We had recommended investors to subscribe to the initial public offering made by Tanla Solutions in the price band of Rs 230-265 per share in mid-December and remain sanguine about its prospects. This is also evident from the strong financial performance of Tanla for the latest quarter and the year ended March 31, 2007. Investors can use any weakness in the broad markets to step up exposure in small lots.

The company's core strength lies in catering to a cross-section of the mobile messaging market, which has robust growth potential.

The company aims to capitalise on the multi-year growth potential of the non-voice mobile market that is broadly segmented into short messaging service (SMS) and multimedia messaging services.

Tanla offers telecom-signalling products to mobile operators; aggregation services (by acting as a single point interface between content developers and mobile network operators) and offshore services in the area of application hosting and infrastructure management.

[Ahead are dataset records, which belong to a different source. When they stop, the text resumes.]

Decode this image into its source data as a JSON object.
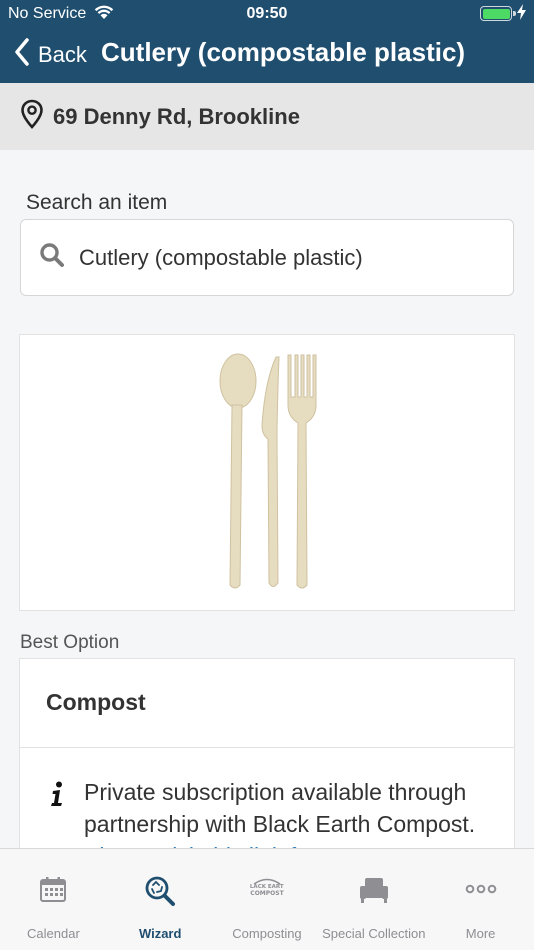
{
  "status_bar": {
    "carrier": "No Service",
    "time": "09:50"
  },
  "nav": {
    "back_label": "Back",
    "title": "Cutlery (compostable plastic)"
  },
  "address": {
    "text": "69 Denny Rd, Brookline"
  },
  "search": {
    "label": "Search an item",
    "value": "Cutlery (compostable plastic)"
  },
  "best_option": {
    "section_label": "Best Option",
    "title": "Compost",
    "description": "Private subscription available through partnership with Black Earth Compost. ",
    "link_text": "Please visit this link for"
  },
  "tabs": [
    {
      "label": "Calendar",
      "icon": "calendar-icon",
      "active": false
    },
    {
      "label": "Wizard",
      "icon": "wizard-search-icon",
      "active": true
    },
    {
      "label": "Composting",
      "icon": "black-earth-compost-logo",
      "active": false
    },
    {
      "label": "Special Collection",
      "icon": "armchair-icon",
      "active": false
    },
    {
      "label": "More",
      "icon": "more-dots-icon",
      "active": false
    }
  ],
  "colors": {
    "header": "#1f4e6f",
    "active_tab": "#1f4e6f",
    "link": "#2a7bbf",
    "battery": "#4cd964"
  }
}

Its blue-chip clients include leading mobile operators in the UK such as 3G, Vodafone and Virgin Mobile.

Several research outfits have projected that messaging services will be a crucial experimental ground for mobile companies and Tanla's principal growth engine over the next few years. At the same time, the company has also indicated that it is conducting research in the area of telemetry and telematics. The company is likely to start marketing some of these technologies and products in the coming years.

The key risks, as we had spelt out in the IPO analysis, stem from high client concentration, slowdown in growth of 3G services if the price points for service prove to be too high, penetrating the new growth markets such as the US, and margin pressures arising from stiff competition in the aggregation services market in UK.

Of the Rs 420 crore raised through the IPO, the company has set aside a chunk for general corporate purposes, which include acquisitions that will provide it the beachhead in the US/Asia-Pacific markets.

Identifying the right acquisition target/s and integrating the acquisition with its offshore centre in India can prove a risky proposition.

Financial pep

In the latest quarter ended March 31, 2007, the company recorded consolidated revenues of Rs 78 crore and post-tax earnings of Rs 34 crore. On a sequential basis, the former have grown 37 per cent and the latter 47 per cent.

In the latest quarter, the operating profit margin dipped to 46.4 per cent from 52.2 per cent on a sequential basis. For the full year 2006-07, the operating profit margin was 49.8 per cent, down from 55.7 per cent.

Since the margin continues to be robust, there is no near-term concern, but over the next year maintaining the operating margin broadly in the 40 per cent range holds the key to sustaining post-tax earnings growth.